Lab 19 · HLS Streaming & Segment Caching

Run it: make lab-19
Source: labs/lab-19-hls-streaming/main.go

The Problem

Video delivery is the dominant use case for CDN infrastructure — in 2024, video represents ~65% of all internet traffic. Unlike web pages (one-shot request-response), video streaming is:

High-bandwidth: a 4K stream is 25 Mbps; 1 million concurrent viewers require 25 Tbps of aggregate bandwidth
Time-sensitive: a 2-second buffer stall causes viewer abandonment rates to jump 20%
Long-duration: sessions last 30–120 minutes; cache TTLs matter differently for live vs. VOD

The CDN must cache aggressively to serve millions of concurrent viewers from edge rather than hammering the origin’s encoder/packager.

HLS: HTTP Live Streaming

HLS (RFC 8216) is the dominant streaming protocol for CDNs.
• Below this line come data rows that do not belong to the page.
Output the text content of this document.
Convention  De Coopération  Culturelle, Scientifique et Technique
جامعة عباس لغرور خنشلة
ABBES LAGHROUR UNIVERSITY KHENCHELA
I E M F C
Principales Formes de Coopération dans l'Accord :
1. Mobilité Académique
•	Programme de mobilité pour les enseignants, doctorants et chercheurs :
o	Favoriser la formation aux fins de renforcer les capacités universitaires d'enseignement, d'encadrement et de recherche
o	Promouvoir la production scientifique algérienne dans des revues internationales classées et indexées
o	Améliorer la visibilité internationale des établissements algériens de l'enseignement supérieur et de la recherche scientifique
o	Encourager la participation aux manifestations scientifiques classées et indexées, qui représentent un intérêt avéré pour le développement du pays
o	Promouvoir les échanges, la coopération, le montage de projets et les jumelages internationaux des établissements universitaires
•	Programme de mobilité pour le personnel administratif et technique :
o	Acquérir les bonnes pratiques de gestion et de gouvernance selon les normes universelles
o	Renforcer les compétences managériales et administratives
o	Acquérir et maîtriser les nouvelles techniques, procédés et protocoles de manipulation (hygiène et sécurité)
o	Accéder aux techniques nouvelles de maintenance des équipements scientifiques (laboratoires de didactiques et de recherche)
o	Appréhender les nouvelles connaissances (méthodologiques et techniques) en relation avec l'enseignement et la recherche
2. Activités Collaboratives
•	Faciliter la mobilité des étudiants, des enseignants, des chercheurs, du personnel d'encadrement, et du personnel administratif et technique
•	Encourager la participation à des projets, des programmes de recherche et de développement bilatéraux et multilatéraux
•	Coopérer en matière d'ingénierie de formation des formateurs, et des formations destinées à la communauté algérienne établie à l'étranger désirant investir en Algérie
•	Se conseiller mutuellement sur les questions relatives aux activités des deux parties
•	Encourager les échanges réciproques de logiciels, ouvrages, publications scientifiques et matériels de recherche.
It works by slicing video into short segments and serving them over plain HTTP:

Client                      CDN                     Origin Encoder
  │                          │                          │
  │── GET master.m3u8 ──────>│── (cache miss) ─────────>│
  │<──── master playlist ────│<──── master playlist ─────│
  │                          │ (cache TTL: 60s)          │
  │── GET 720p/playlist.m3u8>│── (cache miss) ─────────>│
  │<──── variant playlist ───│<──── variant playlist ────│
  │                          │ (cache TTL: 5s for live)  │
  │── GET seg001.ts ────────>│── (cache miss) ─────────>│
  │<──── segment ────────────│<──── segment ─────────────│
  │                          │ (cache TTL: 24h immutable)│
  │── GET seg002.ts ────────>│── (cache HIT) ────────────│  ← no origin hit

Three Types of Content, Three TTLs

HLS has three distinct content types with fundamentally different caching characteristics:

1. Media Segments (`.ts`, `.fmp4`) — TTL: 24 hours, immutable

Segments are content-addressed: once seg001.ts is generated and named, it never changes. The name uniquely identifies the content.
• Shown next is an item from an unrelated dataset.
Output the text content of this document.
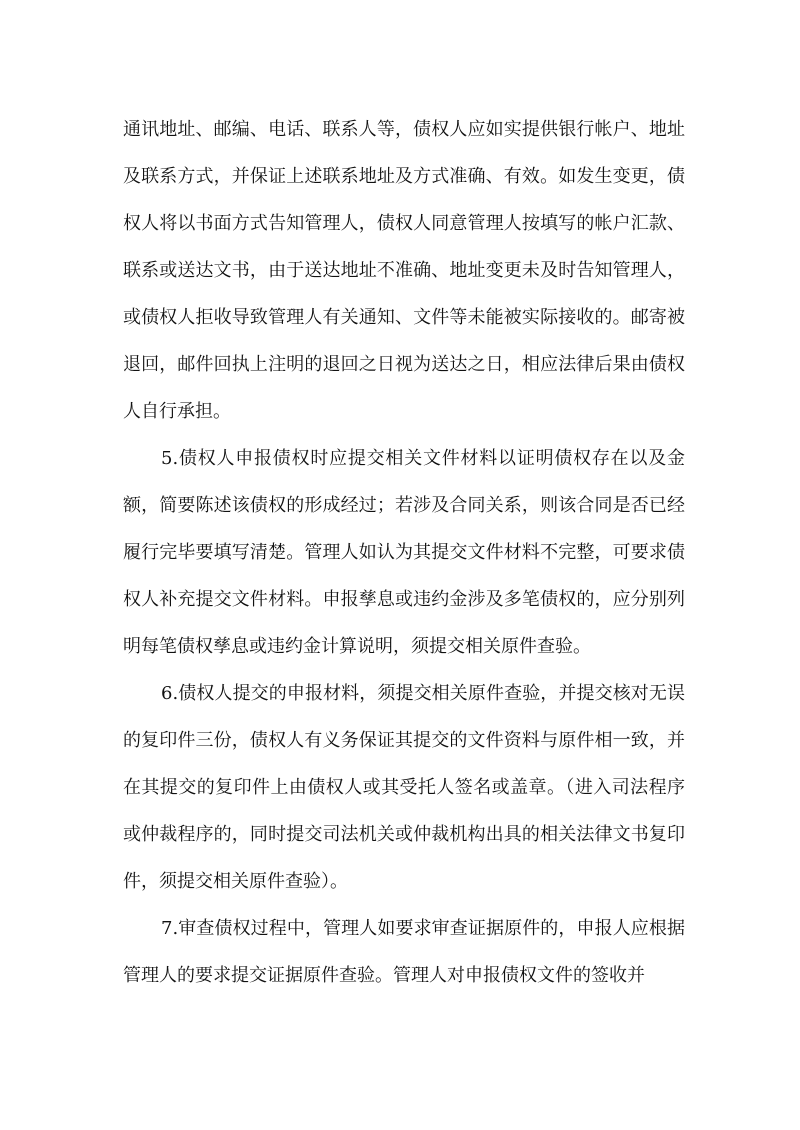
通讯地址、邮编、电话、联系人等，债权人应如实提供银行帐户、地址及联系方式，并保证上述联系地址及方式准确、有效。如发生变更，债权人将以书面方式告知管理人，债权人同意管理人按填写的帐户汇款、联系或送达文书，由于送达地址不准确、地址变更未及时告知管理人，或债权人拒收导致管理人有关通知、文件等未能被实际接收的。邮寄被退回，邮件回执上注明的退回之日视为送达之日，相应法律后果由债权人自行承担。

5.债权人申报债权时应提交相关文件材料以证明债权存在以及金额，简要陈述该债权的形成经过；若涉及合同关系，则该合同是否已经履行完毕要填写清楚。管理人如认为其提交文件材料不完整，可要求债权人补充提交文件材料。申报孳息或违约金涉及多笔债权的，应分别列明每笔债权孳息或违约金计算说明，须提交相关原件查验。

6.债权人提交的申报材料，须提交相关原件查验，并提交核对无误的复印件三份，债权人有义务保证其提交的文件资料与原件相一致，并在其提交的复印件上由债权人或其受托人签名或盖章。（进入司法程序或仲裁程序的，同时提交司法机关或仲裁机构出具的相关法律文书复印件，须提交相关原件查验）。

7.审查债权过程中，管理人如要求审查证据原件的，申报人应根据管理人的要求提交证据原件查验。管理人对申报债权文件的签收并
// Immutable segment — cache forever
w.Header().Set("Cache-Control", "public, max-age=86400, immutable")
w.Header().Set("ETag", `"seg001-v1"`)

This is identical to the approach used for hashed static assets (main.abc123.js). CDN hit ratios for segment requests should be ~99% once the initial viewers warm the cache.

Thundering herd implication: When a new segment is published, the first viewer to request it causes a cache miss to origin. All subsequent viewers hit the cache. For popular streams (100k+ viewers), the initial miss is a single request to origin. This is excellent.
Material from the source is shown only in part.